Yet, it was a funny sight. Here was the rest of the field headed towards a photo-finish of their own, and our man in question a good yard or few ahead, all by himself, like he has been since he burst upon the scene eight years ago. But he wasn't smiling. To borrow a Phelpsian analogy from the Amercian swimmer's 200m butterfly win earlier in the Games, Bolt seemed “like he wasn't just moving,” despite all the surge and power to his second gold here. The immediate celebration at the tape gave us a peep on how he felt. Slapping his thighs almost in frustration, it was more of a man disappointed at himself than winning it anyway, by a yard that always seems like a mile. Then he realised where he was, remembered he is Bolt. He was back to being the darling of the stadium. “I don't need to prove anything else,” he reasoned later, “What else can I do to prove to the world I am the greatest?” Someone asked him about goodbyes from 200m and the Olympics. He shot straight. “You just stress me out, I want to say so. I think this is the last one. I am trying to be one of the greatest. Be among (Muhammad) Ali and Pele. I hope after these Games I will be in that bracket.”

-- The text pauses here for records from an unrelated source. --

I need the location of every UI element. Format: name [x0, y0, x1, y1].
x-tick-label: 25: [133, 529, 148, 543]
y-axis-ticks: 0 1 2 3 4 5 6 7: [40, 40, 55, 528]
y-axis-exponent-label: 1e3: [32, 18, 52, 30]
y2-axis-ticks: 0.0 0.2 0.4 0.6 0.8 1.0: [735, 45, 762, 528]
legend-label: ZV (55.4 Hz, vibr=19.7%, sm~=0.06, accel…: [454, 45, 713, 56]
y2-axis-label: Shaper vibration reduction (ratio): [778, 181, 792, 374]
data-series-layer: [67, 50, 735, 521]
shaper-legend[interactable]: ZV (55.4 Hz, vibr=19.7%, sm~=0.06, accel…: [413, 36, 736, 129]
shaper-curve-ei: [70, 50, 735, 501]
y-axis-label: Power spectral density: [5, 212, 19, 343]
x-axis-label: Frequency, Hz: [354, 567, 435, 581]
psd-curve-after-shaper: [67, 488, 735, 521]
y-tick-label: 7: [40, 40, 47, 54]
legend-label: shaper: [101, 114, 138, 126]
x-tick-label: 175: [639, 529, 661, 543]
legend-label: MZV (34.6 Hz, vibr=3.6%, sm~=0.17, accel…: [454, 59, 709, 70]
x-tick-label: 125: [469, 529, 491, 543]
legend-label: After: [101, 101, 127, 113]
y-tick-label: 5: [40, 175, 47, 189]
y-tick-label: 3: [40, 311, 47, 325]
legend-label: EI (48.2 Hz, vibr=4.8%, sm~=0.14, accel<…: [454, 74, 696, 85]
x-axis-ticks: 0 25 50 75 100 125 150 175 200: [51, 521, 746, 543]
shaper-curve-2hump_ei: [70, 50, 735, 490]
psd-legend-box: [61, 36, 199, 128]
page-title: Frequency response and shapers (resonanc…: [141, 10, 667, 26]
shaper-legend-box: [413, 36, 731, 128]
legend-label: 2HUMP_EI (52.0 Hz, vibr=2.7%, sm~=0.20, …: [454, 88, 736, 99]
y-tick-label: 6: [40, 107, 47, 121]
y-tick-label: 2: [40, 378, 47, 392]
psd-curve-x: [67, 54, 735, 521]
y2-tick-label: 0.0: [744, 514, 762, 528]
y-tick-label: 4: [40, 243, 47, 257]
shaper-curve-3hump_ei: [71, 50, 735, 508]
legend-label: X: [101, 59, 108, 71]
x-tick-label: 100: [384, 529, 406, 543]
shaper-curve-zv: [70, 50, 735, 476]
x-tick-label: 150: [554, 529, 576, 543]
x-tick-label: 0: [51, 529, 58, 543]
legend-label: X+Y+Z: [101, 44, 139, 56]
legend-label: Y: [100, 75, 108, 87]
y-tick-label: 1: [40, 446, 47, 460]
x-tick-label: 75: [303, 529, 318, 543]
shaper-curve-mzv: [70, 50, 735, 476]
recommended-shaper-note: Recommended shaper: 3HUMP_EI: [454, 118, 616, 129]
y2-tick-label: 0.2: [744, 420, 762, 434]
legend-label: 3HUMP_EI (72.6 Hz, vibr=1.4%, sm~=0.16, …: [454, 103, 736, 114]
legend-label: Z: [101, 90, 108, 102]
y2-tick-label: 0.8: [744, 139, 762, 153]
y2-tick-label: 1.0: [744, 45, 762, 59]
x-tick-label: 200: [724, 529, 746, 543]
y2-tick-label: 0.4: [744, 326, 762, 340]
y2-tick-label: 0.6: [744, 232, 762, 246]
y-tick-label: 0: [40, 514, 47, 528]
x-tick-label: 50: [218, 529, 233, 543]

Earlier, Bolt was seen adjusting his starting blocks on the warm-up track. Two-and-a-half steps for the bent front leg, his left and three and a half steps for the right, the propeller.
Then, as the introductions came on, he was dancing the samba to a tune in his head, smiling more, looking more at ease than at the 100m three days ago. Back then he had complained about the short turnaround times. “I don't know who decided that. It was silly. We had only half an hour by the time we got done with the semifinals, I have never been so tired as I did in the 100m this time. It is because of this, we won't see faster races,” he had said, promising too that more world records were to come in the future.